There is, of course, the obvious twist somewhat later on in the film (to be vague enough to not completely spoil it), but the operative word being obvious. Much of this film plays out as juvenile and hokey, definitely hokey. The concept by itself, in the context of 1949, is cute enough, but Lloyd Bacon and screenwriter Valentine Davies do very little past the wood repellant idea to infuse anything of note into the film. From a current day perspective, it is difficult to take the film even at a comedic level. In an era of performance enhancers, controversy and tainted records, the notion of a substance gaining an edge for “King Kelly” feels lewd and wrong on multiple levels. For this reason, the premise proves to be a weakness to the film in 2015.
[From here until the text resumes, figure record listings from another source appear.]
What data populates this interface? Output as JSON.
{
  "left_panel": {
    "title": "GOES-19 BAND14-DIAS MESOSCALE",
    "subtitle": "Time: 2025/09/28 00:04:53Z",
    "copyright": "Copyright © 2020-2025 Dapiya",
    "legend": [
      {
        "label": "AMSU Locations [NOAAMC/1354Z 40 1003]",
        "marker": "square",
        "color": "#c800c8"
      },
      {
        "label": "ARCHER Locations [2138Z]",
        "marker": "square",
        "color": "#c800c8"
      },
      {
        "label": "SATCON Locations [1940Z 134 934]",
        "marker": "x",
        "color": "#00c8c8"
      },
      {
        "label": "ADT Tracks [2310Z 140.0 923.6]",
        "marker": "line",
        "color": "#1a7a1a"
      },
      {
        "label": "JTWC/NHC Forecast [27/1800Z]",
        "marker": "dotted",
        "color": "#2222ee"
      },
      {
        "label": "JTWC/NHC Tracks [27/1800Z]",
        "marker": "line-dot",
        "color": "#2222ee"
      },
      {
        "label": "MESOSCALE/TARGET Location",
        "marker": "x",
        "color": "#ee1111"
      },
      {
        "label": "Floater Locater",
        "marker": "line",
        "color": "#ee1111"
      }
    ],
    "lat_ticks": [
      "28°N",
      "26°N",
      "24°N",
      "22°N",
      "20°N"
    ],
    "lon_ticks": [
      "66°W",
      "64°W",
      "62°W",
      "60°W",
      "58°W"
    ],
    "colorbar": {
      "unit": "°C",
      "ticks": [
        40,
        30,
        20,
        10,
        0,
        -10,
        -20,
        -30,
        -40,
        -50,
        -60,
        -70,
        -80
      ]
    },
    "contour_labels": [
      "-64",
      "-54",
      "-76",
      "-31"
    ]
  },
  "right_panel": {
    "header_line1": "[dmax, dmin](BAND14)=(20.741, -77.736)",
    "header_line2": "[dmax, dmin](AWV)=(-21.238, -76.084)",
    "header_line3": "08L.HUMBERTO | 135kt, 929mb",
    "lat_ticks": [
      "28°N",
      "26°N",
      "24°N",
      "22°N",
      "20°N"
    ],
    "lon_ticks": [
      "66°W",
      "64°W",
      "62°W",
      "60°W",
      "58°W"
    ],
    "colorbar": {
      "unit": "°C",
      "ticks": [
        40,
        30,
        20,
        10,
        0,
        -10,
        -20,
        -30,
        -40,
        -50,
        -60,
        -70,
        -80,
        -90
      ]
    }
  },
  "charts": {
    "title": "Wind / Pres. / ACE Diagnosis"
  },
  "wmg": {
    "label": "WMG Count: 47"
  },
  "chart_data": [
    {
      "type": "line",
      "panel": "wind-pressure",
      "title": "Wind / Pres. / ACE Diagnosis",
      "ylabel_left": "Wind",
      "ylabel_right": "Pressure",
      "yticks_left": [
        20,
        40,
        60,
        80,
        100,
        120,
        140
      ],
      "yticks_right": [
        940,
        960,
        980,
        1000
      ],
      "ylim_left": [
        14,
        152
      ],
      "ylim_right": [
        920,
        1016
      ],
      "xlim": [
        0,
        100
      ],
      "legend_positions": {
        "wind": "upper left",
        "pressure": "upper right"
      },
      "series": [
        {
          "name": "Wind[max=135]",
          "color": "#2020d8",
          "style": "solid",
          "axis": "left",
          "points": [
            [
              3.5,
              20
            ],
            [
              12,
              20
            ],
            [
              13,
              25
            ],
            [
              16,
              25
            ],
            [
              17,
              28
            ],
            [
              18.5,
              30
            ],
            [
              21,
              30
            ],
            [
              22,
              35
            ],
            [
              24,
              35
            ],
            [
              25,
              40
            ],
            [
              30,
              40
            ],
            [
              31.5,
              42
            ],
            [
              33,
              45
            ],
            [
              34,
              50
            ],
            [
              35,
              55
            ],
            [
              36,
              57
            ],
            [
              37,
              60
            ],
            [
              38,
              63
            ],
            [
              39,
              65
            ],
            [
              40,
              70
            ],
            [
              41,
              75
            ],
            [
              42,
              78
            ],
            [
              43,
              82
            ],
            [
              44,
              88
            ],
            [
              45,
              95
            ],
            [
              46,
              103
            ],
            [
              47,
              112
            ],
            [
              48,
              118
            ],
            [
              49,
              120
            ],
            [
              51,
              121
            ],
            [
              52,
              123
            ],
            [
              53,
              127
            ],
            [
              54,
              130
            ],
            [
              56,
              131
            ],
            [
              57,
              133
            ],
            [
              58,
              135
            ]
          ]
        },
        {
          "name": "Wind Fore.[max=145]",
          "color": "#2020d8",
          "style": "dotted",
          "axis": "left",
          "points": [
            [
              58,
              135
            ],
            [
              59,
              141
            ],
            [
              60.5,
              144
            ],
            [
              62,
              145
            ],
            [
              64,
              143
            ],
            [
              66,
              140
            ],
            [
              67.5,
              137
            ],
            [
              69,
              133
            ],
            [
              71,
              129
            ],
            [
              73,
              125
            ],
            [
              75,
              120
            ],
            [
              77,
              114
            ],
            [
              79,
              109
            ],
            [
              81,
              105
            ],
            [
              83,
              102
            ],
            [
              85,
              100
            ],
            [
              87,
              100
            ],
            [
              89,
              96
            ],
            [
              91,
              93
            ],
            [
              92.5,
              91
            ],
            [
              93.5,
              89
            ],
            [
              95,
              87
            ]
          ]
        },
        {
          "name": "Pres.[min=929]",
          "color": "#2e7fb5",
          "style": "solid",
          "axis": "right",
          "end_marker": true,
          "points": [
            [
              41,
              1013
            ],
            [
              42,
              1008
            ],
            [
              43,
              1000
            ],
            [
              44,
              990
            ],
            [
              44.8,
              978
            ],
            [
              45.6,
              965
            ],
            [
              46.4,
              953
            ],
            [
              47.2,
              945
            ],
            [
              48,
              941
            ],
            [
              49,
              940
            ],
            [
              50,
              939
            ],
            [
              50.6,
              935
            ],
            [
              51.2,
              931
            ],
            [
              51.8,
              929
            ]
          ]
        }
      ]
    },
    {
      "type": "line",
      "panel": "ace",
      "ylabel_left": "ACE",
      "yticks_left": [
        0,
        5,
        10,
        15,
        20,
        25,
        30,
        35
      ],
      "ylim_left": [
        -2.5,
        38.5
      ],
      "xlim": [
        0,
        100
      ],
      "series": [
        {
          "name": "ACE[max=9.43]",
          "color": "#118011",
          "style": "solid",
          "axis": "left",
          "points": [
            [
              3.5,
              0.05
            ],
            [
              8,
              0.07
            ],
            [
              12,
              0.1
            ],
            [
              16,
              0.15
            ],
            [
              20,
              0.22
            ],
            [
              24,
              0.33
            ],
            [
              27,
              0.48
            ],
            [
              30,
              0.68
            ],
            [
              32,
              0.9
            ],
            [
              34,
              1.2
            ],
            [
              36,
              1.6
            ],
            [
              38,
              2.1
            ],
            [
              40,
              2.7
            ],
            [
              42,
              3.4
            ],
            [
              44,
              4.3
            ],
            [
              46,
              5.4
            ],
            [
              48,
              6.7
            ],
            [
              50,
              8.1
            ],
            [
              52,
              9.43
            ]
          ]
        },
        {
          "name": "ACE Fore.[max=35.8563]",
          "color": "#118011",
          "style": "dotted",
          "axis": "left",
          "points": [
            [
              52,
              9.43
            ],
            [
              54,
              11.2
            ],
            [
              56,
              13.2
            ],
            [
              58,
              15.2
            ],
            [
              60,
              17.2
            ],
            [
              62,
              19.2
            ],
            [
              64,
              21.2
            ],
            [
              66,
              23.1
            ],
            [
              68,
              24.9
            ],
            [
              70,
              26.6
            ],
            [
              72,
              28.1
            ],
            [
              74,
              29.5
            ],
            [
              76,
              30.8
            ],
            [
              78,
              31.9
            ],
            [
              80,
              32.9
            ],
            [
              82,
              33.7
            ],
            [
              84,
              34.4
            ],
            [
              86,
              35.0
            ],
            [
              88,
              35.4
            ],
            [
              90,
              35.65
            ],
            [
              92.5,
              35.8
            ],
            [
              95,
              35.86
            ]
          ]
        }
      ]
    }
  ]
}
With the premise as a weakness, there isn’t much else to stand on. Paul Douglas attempts to save the film as the kooky sidekick catcher Monk, but ultimately It Happens Every Spring is built on too thin of a plot, with too little in the way of romance between Vernon and Deborah, too little conflict built between Vernon and Mr. Greenleaf, and not enough of the unexpected from the baseball storyline to merit recommendation. The performances don’t turn me off of the film, but the warm celebration of a cheater at the end of the film, and a concept reminiscent of Flubber all but stick a fork in this baseball film. Perhaps I just wasn’t in the mood for this film’s style of “fun”.